The wall at Umm Salamone village, near Bethlehem
What hurts most is seeing what has not been destroyed yet. The sun shines over Umm Salamone’s terraced olive groves and the mountain slopes overgrown with herbs. We are in a village just south of Bethlehem. It smells of thyme and rosemary.
However, it also smells of blue spray paint. Two men are marking out where the wall will be built. They measure the altitude of the land and then they mark the route with blue colour. Ten soldiers from the Israeli army are protecting their work. The landscape is yet unharmed and to imagine a wired wall cutting through the scenery here feels absurd. It hurts inside me.
The Palestinian landowners who cultivated and owned the land for generations follow the work with sorrowful eyes. An older man hides his face when he sheds tears. “This is not shalom,” we say to the soldiers. We cannot do any more – only pray and hope that our presence will make a difference.
I am in Bethlehem with an international team of ecumenical accompaniers. There is Elisabeth from Switzerland – a grand old lady who has been retired for ten years but has recently has written a PhD dissertation in theology about women and resistance in the Old Testament. There is Caroline from the US who is a Quaker and with her disarming smile tries to reach beyond the often hard facade of the Israeli soldiers. There is Ronan from Ireland who draws parallels to the conflict in Northern Ireland. Lastly, I, Kristina from Sweden, who is searching connection points to what I work with in Sweden; refugee- and integration issues. How can we live together equal and different? Is it possible to live together at all?
The wall
Israel is building a wall to separate Israelis from Palestinians. The wall project of Israel is not the only one in the world. I think of the walls surrounding the Spanish enclaves Ceuta and Melilla in North Africa that were recently raised from three to six meters so that no Africans will be able to climb over. Morocco has built another wall straight through West Sahara – as much as two thousand and two hundred kilometres long. The US has projected a six hundred kilometre long wall against Mexico to keep the Central American immigrants out. Ronan tells me that there is also a wall going through Belfast. I cannot prevent myself from thinking that building walls is a primitive way of handling conflicts. I think of a couple in a Swedish film that decides to wall themselves into their house since the world out there has become so dangerous. When the logic of fear is ruling it can convince a person – or even a whole nation – that the best you can do is to wall your self in.
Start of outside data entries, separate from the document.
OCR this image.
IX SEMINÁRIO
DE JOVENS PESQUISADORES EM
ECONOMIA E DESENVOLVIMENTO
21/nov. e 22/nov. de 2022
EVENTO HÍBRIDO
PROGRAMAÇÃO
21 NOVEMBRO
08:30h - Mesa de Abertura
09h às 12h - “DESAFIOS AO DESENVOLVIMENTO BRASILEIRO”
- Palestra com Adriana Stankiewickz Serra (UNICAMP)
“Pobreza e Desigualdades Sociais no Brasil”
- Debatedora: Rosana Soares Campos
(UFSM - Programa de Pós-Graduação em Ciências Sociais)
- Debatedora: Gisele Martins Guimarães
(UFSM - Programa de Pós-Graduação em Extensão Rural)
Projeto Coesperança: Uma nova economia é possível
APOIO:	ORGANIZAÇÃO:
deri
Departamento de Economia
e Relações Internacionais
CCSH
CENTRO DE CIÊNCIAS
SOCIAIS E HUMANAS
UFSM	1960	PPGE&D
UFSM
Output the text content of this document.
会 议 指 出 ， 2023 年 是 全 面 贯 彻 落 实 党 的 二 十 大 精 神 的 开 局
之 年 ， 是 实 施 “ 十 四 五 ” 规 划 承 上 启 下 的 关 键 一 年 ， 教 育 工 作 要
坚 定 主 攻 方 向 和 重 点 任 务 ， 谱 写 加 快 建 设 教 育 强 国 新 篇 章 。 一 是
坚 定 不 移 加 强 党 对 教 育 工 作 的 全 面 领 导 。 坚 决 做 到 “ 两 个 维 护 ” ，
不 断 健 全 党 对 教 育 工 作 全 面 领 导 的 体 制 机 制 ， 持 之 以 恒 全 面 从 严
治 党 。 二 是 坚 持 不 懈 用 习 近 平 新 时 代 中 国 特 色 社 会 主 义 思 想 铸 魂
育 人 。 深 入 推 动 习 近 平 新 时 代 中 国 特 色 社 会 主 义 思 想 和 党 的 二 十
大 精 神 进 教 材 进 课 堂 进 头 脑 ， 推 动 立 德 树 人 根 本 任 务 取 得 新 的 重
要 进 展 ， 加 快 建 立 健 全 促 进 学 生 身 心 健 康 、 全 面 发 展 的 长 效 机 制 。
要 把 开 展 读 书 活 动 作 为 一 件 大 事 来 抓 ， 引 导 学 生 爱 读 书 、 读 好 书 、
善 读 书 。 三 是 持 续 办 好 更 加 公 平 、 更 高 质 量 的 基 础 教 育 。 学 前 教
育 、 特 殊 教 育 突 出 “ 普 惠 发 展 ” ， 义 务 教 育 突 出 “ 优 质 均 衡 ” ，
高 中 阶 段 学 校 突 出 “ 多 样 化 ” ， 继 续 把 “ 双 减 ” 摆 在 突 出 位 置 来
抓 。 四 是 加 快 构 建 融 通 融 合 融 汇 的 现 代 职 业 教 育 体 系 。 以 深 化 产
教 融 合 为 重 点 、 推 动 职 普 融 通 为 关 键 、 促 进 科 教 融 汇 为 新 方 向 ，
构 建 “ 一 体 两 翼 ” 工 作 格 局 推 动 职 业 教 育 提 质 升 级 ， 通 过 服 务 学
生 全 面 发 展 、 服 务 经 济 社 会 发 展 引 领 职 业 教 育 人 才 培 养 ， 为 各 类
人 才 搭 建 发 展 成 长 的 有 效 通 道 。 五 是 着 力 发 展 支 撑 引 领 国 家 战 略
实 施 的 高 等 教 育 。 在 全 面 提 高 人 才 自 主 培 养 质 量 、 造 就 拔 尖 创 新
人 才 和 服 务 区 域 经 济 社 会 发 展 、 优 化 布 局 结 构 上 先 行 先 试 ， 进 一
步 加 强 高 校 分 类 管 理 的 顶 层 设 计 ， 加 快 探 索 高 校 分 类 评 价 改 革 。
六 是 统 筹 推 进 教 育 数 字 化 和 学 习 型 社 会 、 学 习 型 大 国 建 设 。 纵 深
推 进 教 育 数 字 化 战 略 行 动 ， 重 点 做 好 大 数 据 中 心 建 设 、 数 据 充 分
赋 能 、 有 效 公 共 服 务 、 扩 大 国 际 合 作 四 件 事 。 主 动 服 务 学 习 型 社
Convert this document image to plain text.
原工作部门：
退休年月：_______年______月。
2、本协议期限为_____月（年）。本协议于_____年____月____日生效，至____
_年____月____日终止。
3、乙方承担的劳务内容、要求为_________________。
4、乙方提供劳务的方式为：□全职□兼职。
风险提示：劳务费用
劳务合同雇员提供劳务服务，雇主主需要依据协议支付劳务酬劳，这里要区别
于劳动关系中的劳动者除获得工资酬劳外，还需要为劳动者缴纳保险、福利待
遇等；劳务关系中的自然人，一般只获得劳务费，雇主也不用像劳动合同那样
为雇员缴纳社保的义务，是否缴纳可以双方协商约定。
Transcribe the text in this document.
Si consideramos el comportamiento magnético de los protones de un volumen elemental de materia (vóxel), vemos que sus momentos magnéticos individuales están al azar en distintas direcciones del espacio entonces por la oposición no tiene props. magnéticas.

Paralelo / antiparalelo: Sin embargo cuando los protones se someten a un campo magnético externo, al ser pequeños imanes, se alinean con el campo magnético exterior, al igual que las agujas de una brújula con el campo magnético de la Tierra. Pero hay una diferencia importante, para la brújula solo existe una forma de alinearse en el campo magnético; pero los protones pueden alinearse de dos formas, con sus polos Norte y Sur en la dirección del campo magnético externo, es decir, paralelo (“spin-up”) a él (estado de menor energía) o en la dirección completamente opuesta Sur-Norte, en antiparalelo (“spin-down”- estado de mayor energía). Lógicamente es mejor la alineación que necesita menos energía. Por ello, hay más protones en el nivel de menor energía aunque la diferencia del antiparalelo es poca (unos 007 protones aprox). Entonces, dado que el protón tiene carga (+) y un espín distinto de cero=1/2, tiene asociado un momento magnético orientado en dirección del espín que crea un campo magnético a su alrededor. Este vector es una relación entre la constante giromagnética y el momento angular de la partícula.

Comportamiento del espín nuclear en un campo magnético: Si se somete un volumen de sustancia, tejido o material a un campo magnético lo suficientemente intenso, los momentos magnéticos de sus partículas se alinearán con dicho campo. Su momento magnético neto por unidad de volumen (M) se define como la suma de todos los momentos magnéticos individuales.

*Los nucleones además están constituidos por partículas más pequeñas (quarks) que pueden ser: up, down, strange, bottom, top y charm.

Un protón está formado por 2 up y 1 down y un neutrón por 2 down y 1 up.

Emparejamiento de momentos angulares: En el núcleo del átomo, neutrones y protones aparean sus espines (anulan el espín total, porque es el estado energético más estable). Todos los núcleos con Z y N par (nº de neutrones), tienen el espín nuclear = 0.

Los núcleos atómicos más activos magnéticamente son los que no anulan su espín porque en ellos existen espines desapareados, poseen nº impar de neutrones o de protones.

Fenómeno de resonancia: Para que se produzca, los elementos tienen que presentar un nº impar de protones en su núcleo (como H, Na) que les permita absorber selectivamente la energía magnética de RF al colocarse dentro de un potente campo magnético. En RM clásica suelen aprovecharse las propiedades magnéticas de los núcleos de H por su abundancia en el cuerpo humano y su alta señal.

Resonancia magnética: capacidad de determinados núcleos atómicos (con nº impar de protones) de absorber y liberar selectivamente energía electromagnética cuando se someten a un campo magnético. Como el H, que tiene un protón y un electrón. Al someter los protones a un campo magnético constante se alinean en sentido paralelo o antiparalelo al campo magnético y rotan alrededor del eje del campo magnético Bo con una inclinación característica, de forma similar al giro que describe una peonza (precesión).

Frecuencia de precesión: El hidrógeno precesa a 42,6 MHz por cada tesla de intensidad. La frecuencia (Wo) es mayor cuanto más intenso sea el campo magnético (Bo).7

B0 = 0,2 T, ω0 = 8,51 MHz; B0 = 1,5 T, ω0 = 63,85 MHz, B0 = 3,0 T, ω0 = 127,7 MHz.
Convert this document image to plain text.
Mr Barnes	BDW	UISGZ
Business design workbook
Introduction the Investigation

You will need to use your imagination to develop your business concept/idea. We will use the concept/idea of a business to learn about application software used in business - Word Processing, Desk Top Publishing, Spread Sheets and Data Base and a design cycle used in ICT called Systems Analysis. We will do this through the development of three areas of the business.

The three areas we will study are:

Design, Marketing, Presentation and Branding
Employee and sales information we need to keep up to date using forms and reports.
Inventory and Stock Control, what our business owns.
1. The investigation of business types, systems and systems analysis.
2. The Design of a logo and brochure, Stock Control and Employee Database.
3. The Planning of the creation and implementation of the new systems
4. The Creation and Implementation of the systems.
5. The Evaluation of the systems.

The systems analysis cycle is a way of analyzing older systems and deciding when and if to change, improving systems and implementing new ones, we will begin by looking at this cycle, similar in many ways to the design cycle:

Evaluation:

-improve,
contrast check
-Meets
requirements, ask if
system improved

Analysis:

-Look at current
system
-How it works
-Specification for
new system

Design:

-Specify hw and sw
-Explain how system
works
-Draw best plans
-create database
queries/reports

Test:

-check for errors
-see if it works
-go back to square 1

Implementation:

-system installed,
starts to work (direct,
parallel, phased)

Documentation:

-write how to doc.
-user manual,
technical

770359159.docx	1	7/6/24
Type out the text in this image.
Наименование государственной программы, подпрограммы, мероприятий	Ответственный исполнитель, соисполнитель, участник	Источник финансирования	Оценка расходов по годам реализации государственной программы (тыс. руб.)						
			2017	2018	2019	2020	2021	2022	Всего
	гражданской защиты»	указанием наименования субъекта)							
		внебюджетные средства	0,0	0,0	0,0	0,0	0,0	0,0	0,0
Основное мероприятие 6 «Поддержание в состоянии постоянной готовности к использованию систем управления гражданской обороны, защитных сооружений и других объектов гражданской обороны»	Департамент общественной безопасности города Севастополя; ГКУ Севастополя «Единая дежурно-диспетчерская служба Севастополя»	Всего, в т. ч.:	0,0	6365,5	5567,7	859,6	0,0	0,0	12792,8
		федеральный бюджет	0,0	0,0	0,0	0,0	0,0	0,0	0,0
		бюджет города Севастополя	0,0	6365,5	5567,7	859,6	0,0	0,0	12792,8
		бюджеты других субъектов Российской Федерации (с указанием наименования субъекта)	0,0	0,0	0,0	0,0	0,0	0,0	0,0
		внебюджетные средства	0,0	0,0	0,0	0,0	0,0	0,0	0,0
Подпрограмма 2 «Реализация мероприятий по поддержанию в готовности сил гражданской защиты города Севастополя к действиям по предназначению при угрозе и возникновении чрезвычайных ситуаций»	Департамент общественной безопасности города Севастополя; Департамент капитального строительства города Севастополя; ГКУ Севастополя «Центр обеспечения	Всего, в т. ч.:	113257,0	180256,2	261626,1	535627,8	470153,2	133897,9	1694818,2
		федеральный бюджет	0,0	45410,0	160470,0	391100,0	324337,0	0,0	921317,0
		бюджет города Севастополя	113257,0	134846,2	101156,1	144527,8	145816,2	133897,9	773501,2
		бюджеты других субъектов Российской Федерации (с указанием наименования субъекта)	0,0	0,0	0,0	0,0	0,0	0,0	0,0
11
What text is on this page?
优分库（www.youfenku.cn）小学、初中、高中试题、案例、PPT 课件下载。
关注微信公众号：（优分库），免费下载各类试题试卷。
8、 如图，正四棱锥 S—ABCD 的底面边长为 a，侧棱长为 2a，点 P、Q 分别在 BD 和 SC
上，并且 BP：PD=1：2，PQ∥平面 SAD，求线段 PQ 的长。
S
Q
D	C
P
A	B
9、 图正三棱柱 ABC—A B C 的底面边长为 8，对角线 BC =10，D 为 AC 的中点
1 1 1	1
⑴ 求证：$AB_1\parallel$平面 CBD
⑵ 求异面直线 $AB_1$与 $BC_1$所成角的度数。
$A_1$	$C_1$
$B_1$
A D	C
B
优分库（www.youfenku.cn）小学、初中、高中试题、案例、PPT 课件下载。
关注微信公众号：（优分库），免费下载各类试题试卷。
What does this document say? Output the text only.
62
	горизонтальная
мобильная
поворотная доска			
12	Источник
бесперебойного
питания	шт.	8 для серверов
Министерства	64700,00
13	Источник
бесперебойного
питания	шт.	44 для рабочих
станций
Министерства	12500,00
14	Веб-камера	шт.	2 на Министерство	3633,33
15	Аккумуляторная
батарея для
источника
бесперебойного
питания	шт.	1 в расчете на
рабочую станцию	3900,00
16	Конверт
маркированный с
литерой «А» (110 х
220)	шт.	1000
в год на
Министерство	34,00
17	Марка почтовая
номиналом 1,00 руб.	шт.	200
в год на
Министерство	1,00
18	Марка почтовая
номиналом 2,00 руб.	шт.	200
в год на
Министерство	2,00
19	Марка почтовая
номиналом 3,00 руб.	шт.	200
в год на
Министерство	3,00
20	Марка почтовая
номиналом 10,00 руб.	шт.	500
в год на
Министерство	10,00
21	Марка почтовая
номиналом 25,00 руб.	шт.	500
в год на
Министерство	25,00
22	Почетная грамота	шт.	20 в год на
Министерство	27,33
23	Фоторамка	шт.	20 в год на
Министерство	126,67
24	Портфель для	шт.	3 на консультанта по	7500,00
However, there is something strange with the wall that Israel is building; something that differs it from these other walls. It snakes through the landscape, making detours, zigzags and sometimes even making circles. Partly the wall follows the border between the internationally recognized Israel and the by Israel occupied West Bank, but time and again the wall stretches itself far inside the Palestinian territory. When I look at the detailed area maps from the UN, I can figure out that it is usually with the purpose to include as many Israeli settlements and as many water resources as possible on the Israeli side of the wall.
What reasons does Israel have for building the wall all the way around a Palestinian town – as they have done with Qualqilya? Why at certain places will two walls be built in parallel outside Bethlehem? After all it is not a cheap project Israel is undertaking when building a wall that will be more than seven hundred kilometres long and at many places eight meters high. “We used to be able to see the sun rise over the Dead Sea like a big orange,” says Clemance at one of her Arabic classes with us. But now the wall is blocking the view. No, I do not understand how the Israeli people can agree on putting their tax money on building all these walls; check points and road blocks and how their government can make them believe that this is the road to “security”. I rather believe that it is the road to an enormous sea of frustration and humiliation. Security you can only get from good neighbours.
“This is a crazy country” an Israeli police man says to me at a closed check point and criticizes that Israel puts so much money on walls and military instead of healthcare, schools and universities. “I have a son who is three years old. My dream is that he will not have to do military service” he says, but adds “but my mother had the same dream for me”. I think of his three-years old son, most probably filled with laughter, innocence and trust in the human beings… Yes, what hurts the most is to imagine the yet not destroyed being invaded by fear and walls – but at the same time that is what gives the will to resist and the strength to work for change. I tell him that he has fifteen years to work for peace.